On February 17, 2022, the Department of Justice (DOJ) announced that it would be cracking down on those taking advantage of the ongoing supply chain crisis by colluding to raise prices.
January 2022 was an unfortunately historic period for the American economy—the consumer price index for all items rose 0.6%, driving up annual inflation by 7.5%, which is the fastest price rise since 1982. This troubling phenomenon is primarily due to the ongoing COVID-19 crisis. The virus has caused massive labor shortages across industries, resulting in firms struggling to find adequate means for trade and transportation. At the same time, some parties are accused of taking advantage of these trends by secretly colluding to raise prices. No more, says the DOJ.
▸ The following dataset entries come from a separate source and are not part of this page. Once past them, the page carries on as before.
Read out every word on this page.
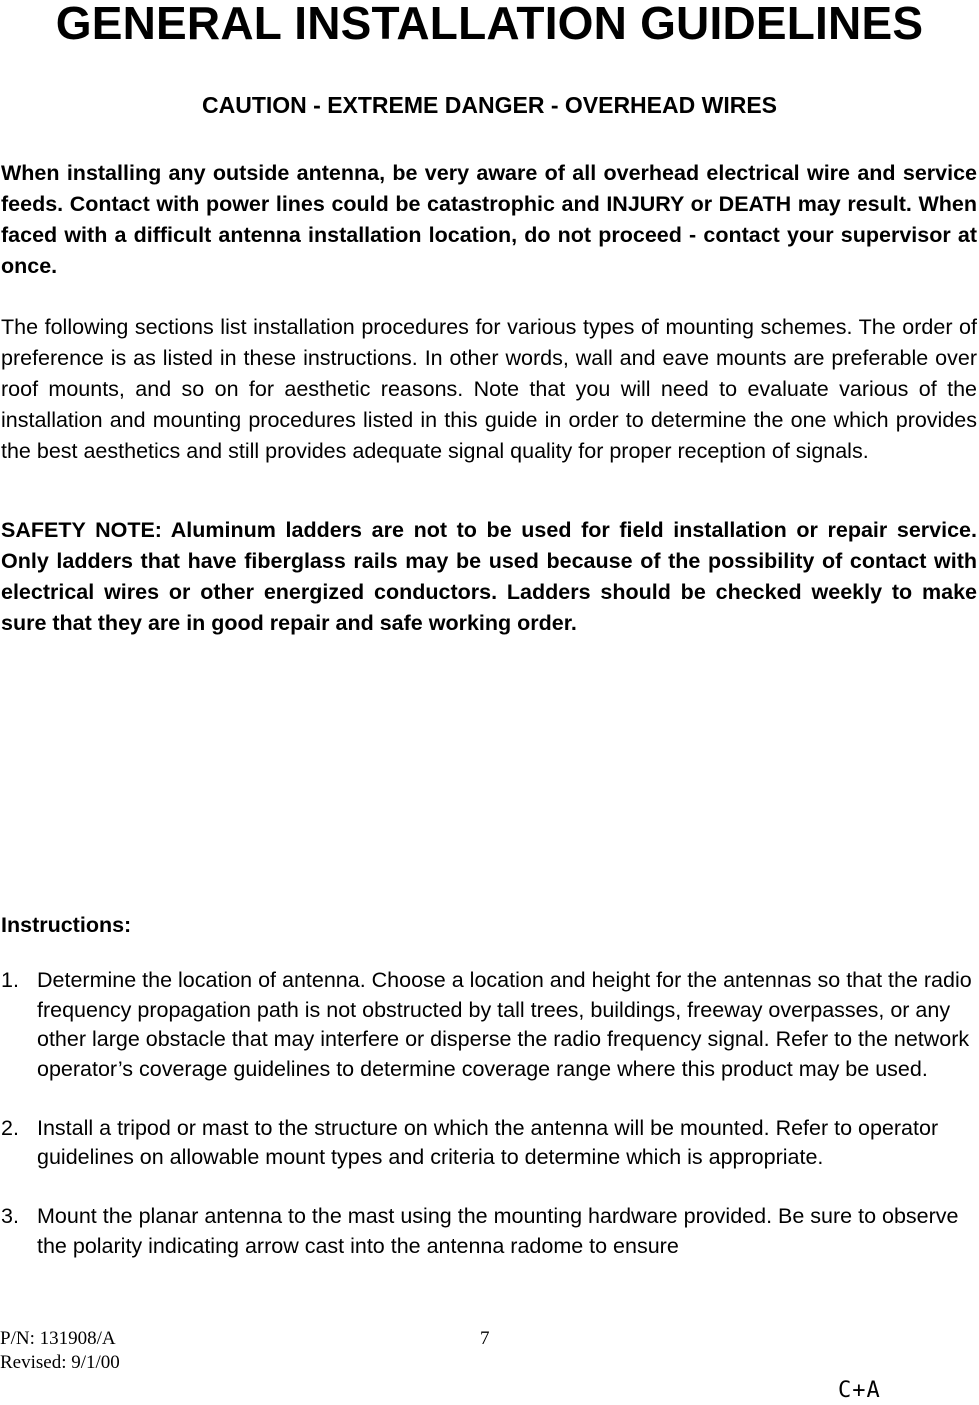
GENERAL INSTALLATION GUIDELINES
CAUTION - EXTREME DANGER - OVERHEAD WIRES

When installing any outside antenna, be very aware of all overhead electrical wire and service feeds. Contact with power lines could be catastrophic and INJURY or DEATH may result. When faced with a difficult antenna installation location, do not proceed - contact your supervisor at once.

The following sections list installation procedures for various types of mounting schemes. The order of preference is as listed in these instructions. In other words, wall and eave mounts are preferable over roof mounts, and so on for aesthetic reasons. Note that you will need to evaluate various of the installation and mounting procedures listed in this guide in order to determine the one which provides the best aesthetics and still provides adequate signal quality for proper reception of signals.

SAFETY NOTE: Aluminum ladders are not to be used for field installation or repair service. Only ladders that have fiberglass rails may be used because of the possibility of contact with electrical wires or other energized conductors. Ladders should be checked weekly to make sure that they are in good repair and safe working order.

Instructions:
1. Determine the location of antenna. Choose a location and height for the antennas so that the radio frequency propagation path is not obstructed by tall trees, buildings, freeway overpasses, or any other large obstacle that may interfere or disperse the radio frequency signal. Refer to the network operator’s coverage guidelines to determine coverage range where this product may be used.
2. Install a tripod or mast to the structure on which the antenna will be mounted. Refer to operator guidelines on allowable mount types and criteria to determine which is appropriate.
3. Mount the planar antenna to the mast using the mounting hardware provided. Be sure to observe the polarity indicating arrow cast into the antenna radome to ensure
P/N: 131908/A
Revised: 9/1/00
7
C+A
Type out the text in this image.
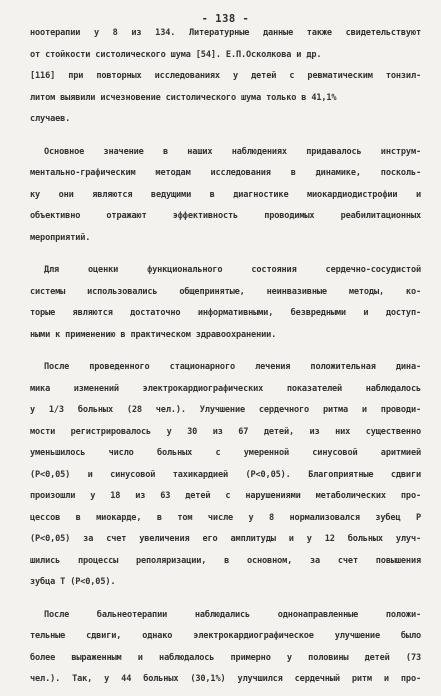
- 138 -
ноотерапии у 8 из 134. Литературные данные также свидетельствуют
от стойкости систолического шума [54]. Е.П.Осколкова и др.
[116] при повторных исследованиях у детей с ревматическим тонзил-
литом выявили исчезновение систолического шума только в 41,1%
случаев.
Основное значение в наших наблюдениях придавалось инструм-
ментально-графическим методам исследования в динамике, посколь-
ку они являются ведущими в диагностике миокардиодистрофии и
объективно отражают эффективность проводимых реабилитационных
мероприятий.
Для оценки функционального состояния сердечно-сосудистой
системы использовались общепринятые, неинвазивные методы, ко-
торые являются достаточно информативными, безвредными и доступ-
ными к применению в практическом здравоохранении.
После проведенного стационарного лечения положительная дина-
мика изменений электрокардиографических показателей наблюдалось
у 1/3 больных (28 чел.). Улучшение сердечного ритма и проводи-
мости регистрировалось у 30 из 67 детей, из них существенно
уменьшилось число больных с умеренной синусовой аритмией
(P<0,05) и синусовой тахикардией (P<0,05). Благоприятные сдвиги
произошли у 18 из 63 детей с нарушениями метаболических про-
цессов в миокарде, в том числе у 8 нормализовался зубец P
(P<0,05) за счет увеличения его амплитуды и у 12 больных улуч-
шились процессы реполяризации, в основном, за счет повышения
зубца T (P<0,05).
После бальнеотерапии наблюдались однонаправленные положи-
тельные сдвиги, однако электрокардиографическое улучшение было
более выраженным и наблюдалось примерно у половины детей (73
чел.). Так, у 44 больных (30,1%) улучшился сердечный ритм и про-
In a press release, Assistant Attorney General Jonathan Kanter of the DOJ's Antitrust Division proclaimed that "[t]emporary supply chain disruptions should not be allowed to conceal illegal conduct. . . . The Antitrust Division will not allow companies to collude in order to overcharge consumers under the guise of supply chain disruptions." To prevent such behavior, Mr. Kanter announced that the Antitrust Division and FBI have joined forces to launch a new initiative. First, the agencies will prioritize existing investigations where competitors may be exploiting supply chain disruptions for profit. Second, the Antitrust Division itself will undertake measures to proactively investigate collusion in industries particularly affected by supply chain disruptions. Finally, the Antitrust Division has formed a working group focusing on global supply chain collusion with partner agencies around the globe, including the Australian Competition and Consumer Commission, the Canadian Competition Bureau, the New Zealand Commerce Commission, and the UK Competition and Markets Authority. The working group is using existing international cooperation tools to develop and share intelligence to detect and combat collusion.
Notably, this initiative is only the most recent undertaking by the federal government directed at supply chain disruptions caused by the pandemic. For example, in June 2021, the Biden administration formed a White House task force to "address supply and demand mismatches that emerged in several sectors." Additionally, the Antitrust Division entered into a memorandum of understanding with the Federal Maritime Commission to collaborate and redouble their efforts to enforce antitrust laws and Shipping Act protections applicable to the maritime industry.
Companies should take this announcement seriously because the DOJ has been true to its word in the past. For example, in the early days of the pandemic, the DOJ issued a public warning to those colluding against frontline workers. Today, that warning has led to several prosecutions against companies and individuals for enacting alleged no-poach and wage-fixing agreements with competitors.
Given the breadth of this new initiative, businesses should be on heightened alert for any potential antitrust violations and should reach out to experienced antitrust counsel to assess their risk profile and compliance programs.